Some warning signs have been spotted in the sports marketplace. The NBA laid off 80 employees in October, the NFL is trimming 150 positions - about 14 percent of its workforce - this month. Arena Football League owners are on the verge of canceling the 2009 season.
During his annual "State of the League" press conference two days prior to MLS Cup, Garber announced Montreal had withdrawn its expansion bid. Whereupon Joey Saputo, owner of the USL Montreal Impact and MLS expansion applicant, held his own press conference to refute Garber's version of events.

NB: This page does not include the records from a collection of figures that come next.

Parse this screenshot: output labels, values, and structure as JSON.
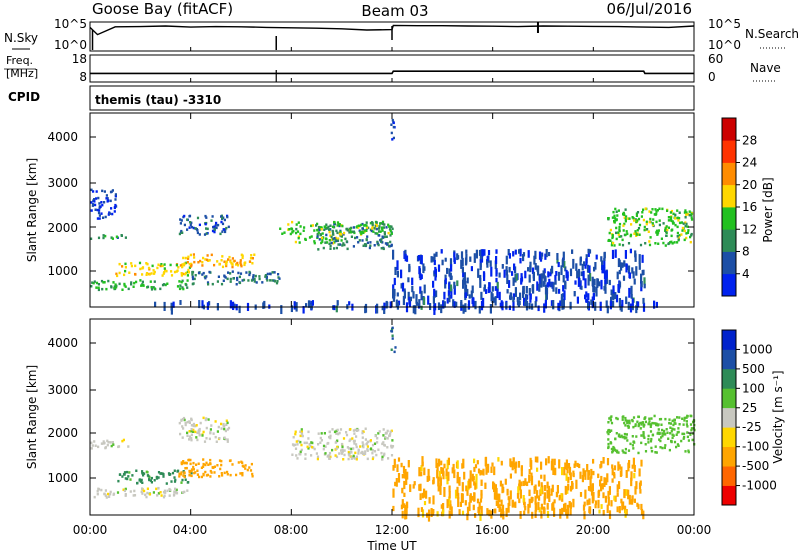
{
  "header": {
    "station": "Goose Bay (fitACF)",
    "beam": "Beam 03",
    "date": "06/Jul/2016"
  },
  "noise_panel": {
    "left_label": "N.Sky",
    "right_label": "N.Search",
    "left_ticks": [
      "10^5",
      "10^0"
    ],
    "right_ticks": [
      "10^5",
      "10^0"
    ]
  },
  "freq_panel": {
    "left_label_line1": "Freq.",
    "left_label_line2": "[MHz]",
    "left_ticks": [
      "18",
      "8"
    ],
    "right_label": "Nave",
    "right_ticks": [
      "60",
      "0"
    ]
  },
  "cpid": {
    "label": "CPID",
    "value": "themis (tau) -3310"
  },
  "power_panel": {
    "ylabel": "Slant Range [km]",
    "yticks": [
      "1000",
      "2000",
      "3000",
      "4000"
    ],
    "colorbar_label": "Power [dB]",
    "colorbar_ticks": [
      "4",
      "8",
      "12",
      "16",
      "20",
      "24",
      "28"
    ]
  },
  "velocity_panel": {
    "ylabel": "Slant Range [km]",
    "yticks": [
      "1000",
      "2000",
      "3000",
      "4000"
    ],
    "colorbar_label": "Velocity  [m s⁻¹]",
    "colorbar_ticks": [
      "-1000",
      "-500",
      "-100",
      "-25",
      "25",
      "100",
      "500",
      "1000"
    ]
  },
  "x_axis": {
    "label": "Time UT",
    "ticks": [
      "00:00",
      "04:00",
      "08:00",
      "12:00",
      "16:00",
      "20:00",
      "00:00"
    ]
  },
  "colors": {
    "power_scale": [
      "#0022ee",
      "#1c4fa6",
      "#2e8b57",
      "#22c020",
      "#ffd700",
      "#ff8c00",
      "#ff3300",
      "#cc0000"
    ],
    "velocity_scale": [
      "#ee0000",
      "#ff6600",
      "#ffa500",
      "#ffd700",
      "#c8c8c0",
      "#56c030",
      "#2e8b57",
      "#1c4fa6",
      "#0022cc"
    ]
  },
  "chart_data": [
    {
      "type": "line",
      "panel": "noise",
      "x": [
        0,
        24
      ],
      "xlabel": "",
      "ylabel": "N.Sky / N.Search",
      "yscale": "log",
      "ylim": [
        1,
        100000
      ],
      "series": [
        {
          "x": [
            0,
            0.3,
            1,
            2,
            3,
            4,
            5,
            6,
            7,
            8,
            9,
            10,
            11,
            12,
            12.05,
            13,
            14,
            15,
            16,
            17,
            18,
            19,
            20,
            21,
            22,
            23,
            24
          ],
          "y": [
            30000,
            800,
            40000,
            45000,
            60000,
            35000,
            45000,
            40000,
            30000,
            25000,
            20000,
            15000,
            8000,
            10000,
            80000,
            70000,
            70000,
            60000,
            55000,
            45000,
            60000,
            55000,
            50000,
            45000,
            35000,
            30000,
            60000
          ]
        }
      ]
    },
    {
      "type": "line",
      "panel": "frequency",
      "x": [
        0,
        24
      ],
      "xlabel": "",
      "ylabel": "Freq. [MHz]",
      "ylim": [
        8,
        18
      ],
      "series": [
        {
          "x": [
            0,
            12,
            12.05,
            22,
            22.05,
            24
          ],
          "y": [
            11,
            11,
            12,
            12,
            11,
            11
          ]
        }
      ]
    },
    {
      "type": "heatmap",
      "panel": "power",
      "xlabel": "Time UT",
      "ylabel": "Slant Range [km]",
      "xlim": [
        0,
        24
      ],
      "ylim": [
        180,
        4600
      ],
      "colorbar": {
        "label": "Power [dB]",
        "range": [
          0,
          32
        ],
        "ticks": [
          4,
          8,
          12,
          16,
          20,
          24,
          28
        ]
      },
      "features": [
        {
          "x": [
            0.0,
            1.5
          ],
          "y": [
            1750,
            1850
          ],
          "value": 10
        },
        {
          "x": [
            0.0,
            4.0
          ],
          "y": [
            580,
            800
          ],
          "value": 12
        },
        {
          "x": [
            1.0,
            4.0
          ],
          "y": [
            900,
            1200
          ],
          "value": 18
        },
        {
          "x": [
            3.5,
            6.5
          ],
          "y": [
            1100,
            1400
          ],
          "value": 20
        },
        {
          "x": [
            4.0,
            7.5
          ],
          "y": [
            700,
            1000
          ],
          "value": 8
        },
        {
          "x": [
            3.5,
            5.5
          ],
          "y": [
            1850,
            2300
          ],
          "value": 6
        },
        {
          "x": [
            8.0,
            10.0
          ],
          "y": [
            1650,
            1850
          ],
          "value": 16
        },
        {
          "x": [
            9.0,
            12.0
          ],
          "y": [
            1500,
            2100
          ],
          "value": 9
        },
        {
          "x": [
            7.5,
            12.0
          ],
          "y": [
            1850,
            2150
          ],
          "value": 14
        },
        {
          "x": [
            2.5,
            22.5
          ],
          "y": [
            180,
            320
          ],
          "value": 5
        },
        {
          "x": [
            12.0,
            22.0
          ],
          "y": [
            250,
            1500
          ],
          "value": 5
        },
        {
          "x": [
            20.5,
            24.0
          ],
          "y": [
            1600,
            2450
          ],
          "value": 14
        },
        {
          "x": [
            0.0,
            1.0
          ],
          "y": [
            2200,
            2900
          ],
          "value": 4
        },
        {
          "x": [
            11.9,
            12.1
          ],
          "y": [
            3900,
            4500
          ],
          "value": 5
        }
      ]
    },
    {
      "type": "heatmap",
      "panel": "velocity",
      "xlabel": "Time UT",
      "ylabel": "Slant Range [km]",
      "xlim": [
        0,
        24
      ],
      "ylim": [
        180,
        4600
      ],
      "colorbar": {
        "label": "Velocity  [m s⁻¹]",
        "ticks": [
          -1000,
          -500,
          -100,
          -25,
          25,
          100,
          500,
          1000
        ]
      },
      "features": [
        {
          "x": [
            0.0,
            1.5
          ],
          "y": [
            1700,
            1900
          ],
          "value": 0
        },
        {
          "x": [
            0.0,
            4.0
          ],
          "y": [
            580,
            800
          ],
          "value": 0
        },
        {
          "x": [
            1.0,
            4.0
          ],
          "y": [
            900,
            1200
          ],
          "value": 150
        },
        {
          "x": [
            3.5,
            6.5
          ],
          "y": [
            1050,
            1450
          ],
          "value": -300
        },
        {
          "x": [
            8.0,
            12.0
          ],
          "y": [
            1450,
            2150
          ],
          "value": 0
        },
        {
          "x": [
            3.5,
            5.5
          ],
          "y": [
            1850,
            2400
          ],
          "value": 0
        },
        {
          "x": [
            12.0,
            22.0
          ],
          "y": [
            200,
            1500
          ],
          "value": -150
        },
        {
          "x": [
            20.5,
            24.0
          ],
          "y": [
            1600,
            2450
          ],
          "value": 50
        },
        {
          "x": [
            11.9,
            12.1
          ],
          "y": [
            3900,
            4500
          ],
          "value": 600
        }
      ]
    }
  ]
}
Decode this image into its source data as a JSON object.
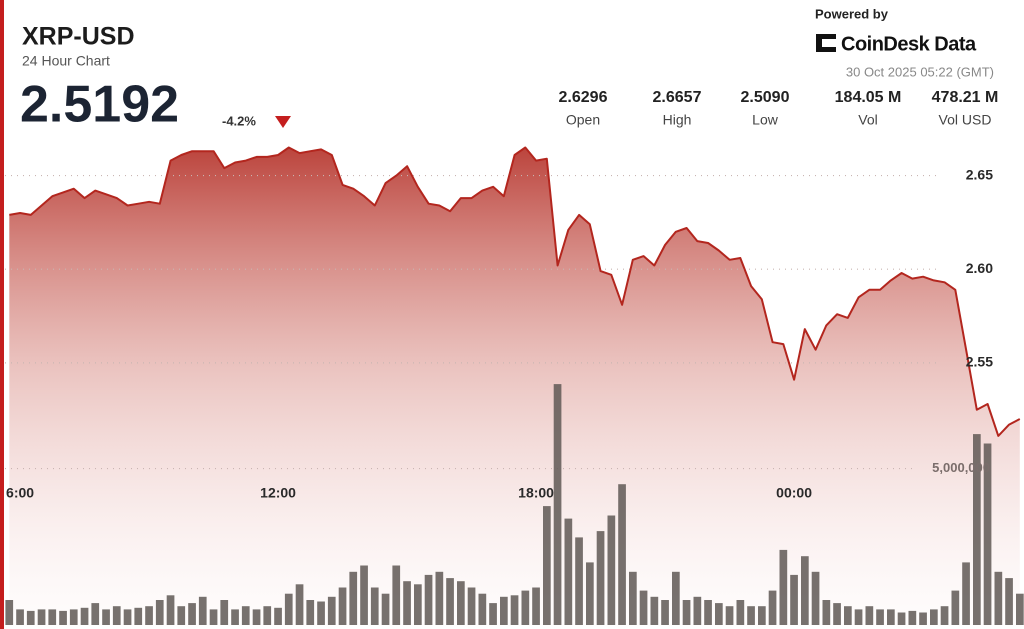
{
  "header": {
    "title": "XRP-USD",
    "subtitle": "24 Hour Chart",
    "price": "2.5192",
    "change": "-4.2%",
    "powered_by": "Powered by",
    "brand": "CoinDesk Data",
    "timestamp": "30 Oct 2025 05:22 (GMT)"
  },
  "stats": [
    {
      "value": "2.6296",
      "label": "Open"
    },
    {
      "value": "2.6657",
      "label": "High"
    },
    {
      "value": "2.5090",
      "label": "Low"
    },
    {
      "value": "184.05 M",
      "label": "Vol"
    },
    {
      "value": "478.21 M",
      "label": "Vol USD"
    }
  ],
  "chart_data": {
    "type": "line",
    "x": [
      5.75,
      6,
      6.25,
      6.5,
      6.75,
      7,
      7.25,
      7.5,
      7.75,
      8,
      8.25,
      8.5,
      8.75,
      9,
      9.25,
      9.5,
      9.75,
      10,
      10.25,
      10.5,
      10.75,
      11,
      11.25,
      11.5,
      11.75,
      12,
      12.25,
      12.5,
      12.75,
      13,
      13.25,
      13.5,
      13.75,
      14,
      14.25,
      14.5,
      14.75,
      15,
      15.25,
      15.5,
      15.75,
      16,
      16.25,
      16.5,
      16.75,
      17,
      17.25,
      17.5,
      17.75,
      18,
      18.25,
      18.5,
      18.75,
      19,
      19.25,
      19.5,
      19.75,
      20,
      20.25,
      20.5,
      20.75,
      21,
      21.25,
      21.5,
      21.75,
      22,
      22.25,
      22.5,
      22.75,
      23,
      23.25,
      23.5,
      23.75,
      24,
      24.25,
      24.5,
      24.75,
      25,
      25.25,
      25.5,
      25.75,
      26,
      26.25,
      26.5,
      26.75,
      27,
      27.25,
      27.5,
      27.75,
      28,
      28.25,
      28.5,
      28.75,
      29,
      29.25
    ],
    "series": [
      {
        "color": "#b3261e",
        "values": [
          2.629,
          2.63,
          2.629,
          2.634,
          2.639,
          2.641,
          2.643,
          2.638,
          2.642,
          2.64,
          2.638,
          2.634,
          2.635,
          2.636,
          2.635,
          2.658,
          2.661,
          2.663,
          2.663,
          2.663,
          2.654,
          2.657,
          2.658,
          2.66,
          2.66,
          2.661,
          2.665,
          2.662,
          2.663,
          2.664,
          2.661,
          2.645,
          2.643,
          2.639,
          2.634,
          2.646,
          2.65,
          2.655,
          2.644,
          2.635,
          2.634,
          2.631,
          2.638,
          2.638,
          2.642,
          2.644,
          2.639,
          2.661,
          2.665,
          2.658,
          2.659,
          2.602,
          2.621,
          2.629,
          2.624,
          2.599,
          2.597,
          2.581,
          2.605,
          2.607,
          2.602,
          2.613,
          2.62,
          2.622,
          2.615,
          2.614,
          2.61,
          2.605,
          2.606,
          2.591,
          2.584,
          2.561,
          2.56,
          2.541,
          2.568,
          2.557,
          2.57,
          2.576,
          2.574,
          2.585,
          2.589,
          2.589,
          2.594,
          2.598,
          2.595,
          2.596,
          2.594,
          2.593,
          2.589,
          2.557,
          2.525,
          2.528,
          2.511,
          2.517,
          2.52
        ]
      },
      {
        "color": "#5f5855",
        "axis": "y2",
        "values": [
          800000,
          500000,
          450000,
          500000,
          500000,
          450000,
          500000,
          550000,
          700000,
          500000,
          600000,
          500000,
          550000,
          600000,
          800000,
          950000,
          600000,
          700000,
          900000,
          500000,
          800000,
          500000,
          600000,
          500000,
          600000,
          550000,
          1000000,
          1300000,
          800000,
          750000,
          900000,
          1200000,
          1700000,
          1900000,
          1200000,
          1000000,
          1900000,
          1400000,
          1300000,
          1600000,
          1700000,
          1500000,
          1400000,
          1200000,
          1000000,
          700000,
          900000,
          950000,
          1100000,
          1200000,
          3800000,
          7700000,
          3400000,
          2800000,
          2000000,
          3000000,
          3500000,
          4500000,
          1700000,
          1100000,
          900000,
          800000,
          1700000,
          800000,
          900000,
          800000,
          700000,
          600000,
          800000,
          600000,
          600000,
          1100000,
          2400000,
          1600000,
          2200000,
          1700000,
          800000,
          700000,
          600000,
          500000,
          600000,
          500000,
          500000,
          400000,
          450000,
          400000,
          500000,
          600000,
          1100000,
          2000000,
          6100000,
          5800000,
          1700000,
          1500000,
          1000000
        ]
      }
    ],
    "xlim": [
      5.65,
      29.3
    ],
    "xticks": [
      {
        "value": 6,
        "label": "6:00"
      },
      {
        "value": 12,
        "label": "12:00"
      },
      {
        "value": 18,
        "label": "18:00"
      },
      {
        "value": 24,
        "label": "00:00"
      }
    ],
    "ylim": [
      2.41,
      2.669
    ],
    "yticks": [
      2.55,
      {
        "value": 2.6,
        "label": "2.60"
      },
      2.65
    ],
    "y2lim": [
      0,
      15500000
    ],
    "y2ticks": [
      {
        "value": 5000000,
        "label": "5,000,000"
      }
    ],
    "grid": true
  }
}
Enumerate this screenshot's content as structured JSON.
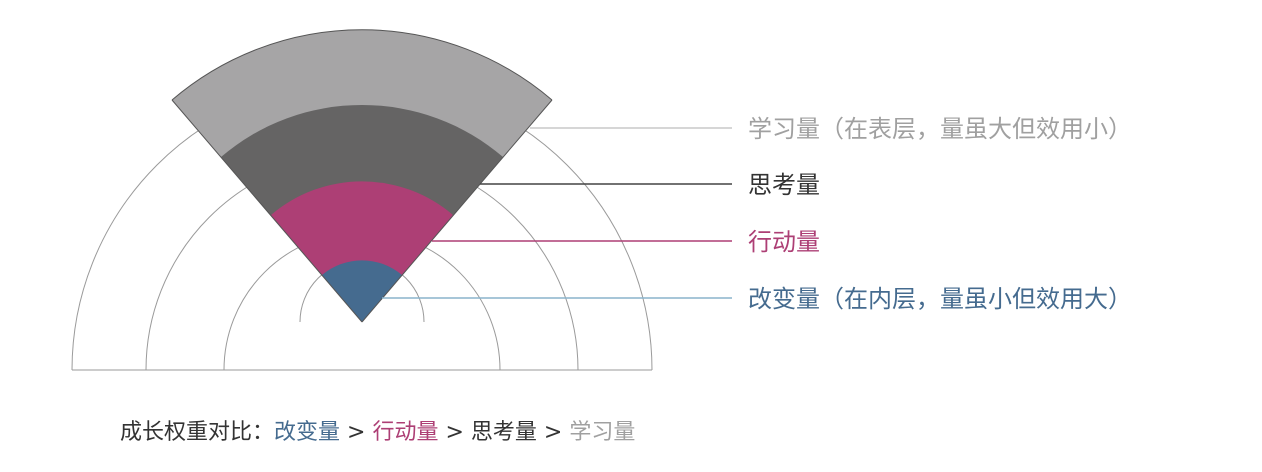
{
  "colors": {
    "learning": "#a6a5a6",
    "thinking": "#656464",
    "action": "#ad3f75",
    "change": "#456b8f",
    "outline": "#9a9a9a",
    "label_learning": "#a0a0a0",
    "label_thinking": "#333333",
    "label_action": "#ad3f75",
    "label_change": "#456b8f",
    "line_change": "#8ab3cc"
  },
  "layers": [
    {
      "id": "change",
      "label": "改变量（在内层，量虽小但效用大）",
      "color_key": "change"
    },
    {
      "id": "action",
      "label": "行动量",
      "color_key": "action"
    },
    {
      "id": "thinking",
      "label": "思考量",
      "color_key": "thinking"
    },
    {
      "id": "learning",
      "label": "学习量（在表层，量虽大但效用小）",
      "color_key": "learning"
    }
  ],
  "summary": {
    "prefix": "成长权重对比：",
    "change": "改变量",
    "action": "行动量",
    "thinking": "思考量",
    "learning": "学习量",
    "sep": " > "
  }
}
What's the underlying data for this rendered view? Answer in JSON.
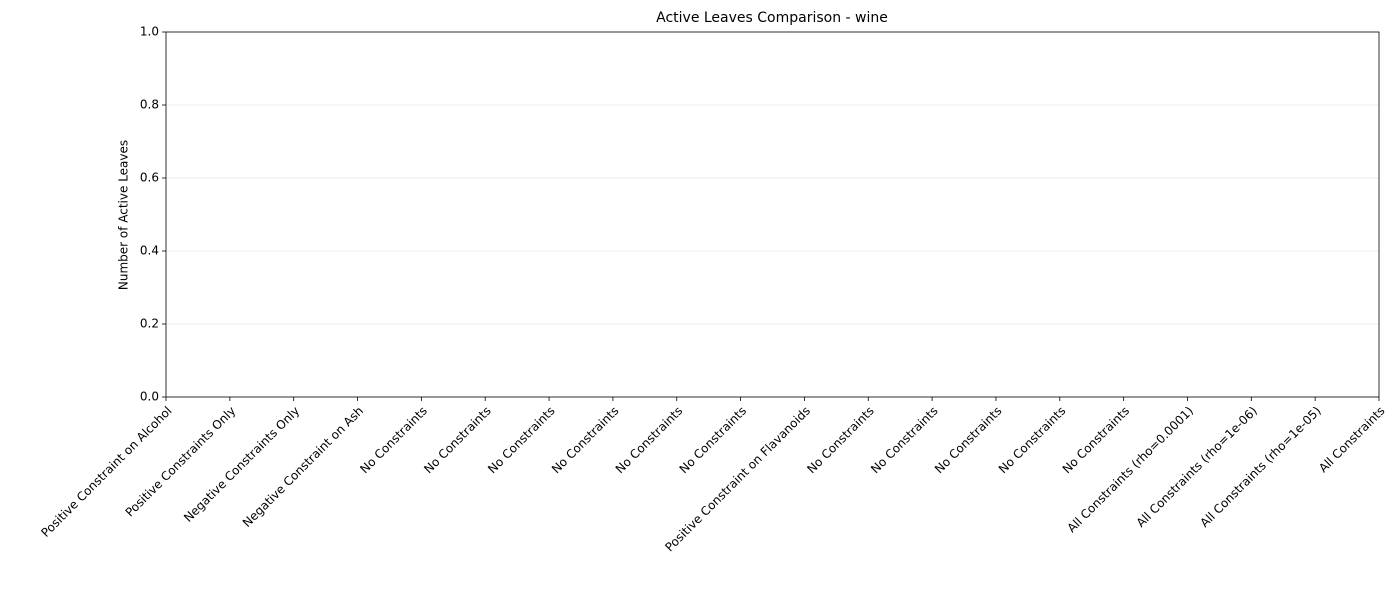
{
  "chart_data": {
    "type": "bar",
    "title": "Active Leaves Comparison - wine",
    "y_label": "Number of Active Leaves",
    "categories": [
      "Positive Constraint on Alcohol",
      "Positive Constraints Only",
      "Negative Constraints Only",
      "Negative Constraint on Ash",
      "No Constraints",
      "No Constraints",
      "No Constraints",
      "No Constraints",
      "No Constraints",
      "No Constraints",
      "Positive Constraint on Flavanoids",
      "No Constraints",
      "No Constraints",
      "No Constraints",
      "No Constraints",
      "No Constraints",
      "All Constraints (rho=0.0001)",
      "All Constraints (rho=1e-06)",
      "All Constraints (rho=1e-05)",
      "All Constraints"
    ],
    "values": [
      0,
      0,
      0,
      0,
      0,
      0,
      0,
      0,
      0,
      0,
      0,
      0,
      0,
      0,
      0,
      0,
      0,
      0,
      0,
      0
    ],
    "color": "#1f77b4",
    "ylim": [
      0,
      1
    ],
    "yticks": [
      {
        "value": 0,
        "label": "0.0"
      },
      {
        "value": 0.2,
        "label": "0.2"
      },
      {
        "value": 0.4,
        "label": "0.4"
      },
      {
        "value": 0.6,
        "label": "0.6"
      },
      {
        "value": 0.8,
        "label": "0.8"
      },
      {
        "value": 1,
        "label": "1.0"
      }
    ],
    "grid": true
  }
}
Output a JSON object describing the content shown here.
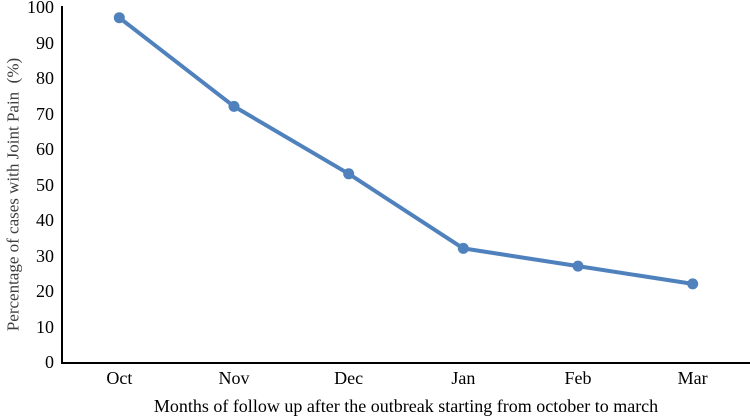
{
  "chart_data": {
    "type": "line",
    "title": "",
    "categories": [
      "Oct",
      "Nov",
      "Dec",
      "Jan",
      "Feb",
      "Mar"
    ],
    "series": [
      {
        "name": "Percentage of cases with Joint Pain",
        "values": [
          97,
          72,
          53,
          32,
          27,
          22
        ]
      }
    ],
    "xlabel": "Months of follow up after the outbreak starting from october to march",
    "ylabel": "Percentage of cases with Joint Pain  (%)",
    "ylim": [
      0,
      100
    ],
    "yticks": [
      0,
      10,
      20,
      30,
      40,
      50,
      60,
      70,
      80,
      90,
      100
    ],
    "grid": false,
    "legend": "none",
    "line_color": "#4F81BD",
    "marker": "circle",
    "marker_radius": 5.5,
    "line_width": 4,
    "axis_color": "#000000"
  }
}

Saputo said because his group had proposed paying $45 million Canadian (about US$36.2 million) rather than the US$40 million expansion fee proposed - but not formally approved - by MLS, the league, not Montreal, had terminated the bid.
A few days after MLS Cup, representatives of the Vancouver bid hedged somewhat regarding the price they were prepared to pay. Attorney Jeff Cooper, who is heading the St. Louis bid, has yet to publicly identify his partners, the ones with the real money. Garber's lavish praise regarding the bid of Ottawa, widely regarded as the longest of the longshots, was interpreted by some observers as a ploy to speed up the process.
There's another snag with Miami; Claure insists the offer is good for 2010 only and apparently not for the league's projected date of 2011 to add two more teams. Should major problems surface regarding construction in Chester, Pa., for a stadium to house the 2010 Philadelphia team, Claure would surely reiterate his insistence to get in a year early.
"Otherwise, we're not interested," he said. Claure may be bluffing, but with the backing of Barcelona and Laporta, a brand-new stadium he didn't have to pay for, and perhaps the most revered soccer brand in the world, he's pushing huge stacks of chips into the pot.
To call that bluff, Garber needs not one, but two strong hands, and there's no guarantee he can find them in the deck, much less play them. Yet he's prepared to stare down anybody, for a while at least.
That $40 million figure hovers like a specter above the table. It's approximately how much Ken Horowitz lost, counting a $20 million expansion fee, by going all-in with the Miami Fusion from 1998 to 2001. Horowitz was simply under-funded, but there's a lot of that going around.
"It's hard to look beyond even 30 days now and really know what the state of the economy will be," says Garber, who nevertheless adds, "at this point I'm confident that we'll have two more teams by 2011. So far, so good."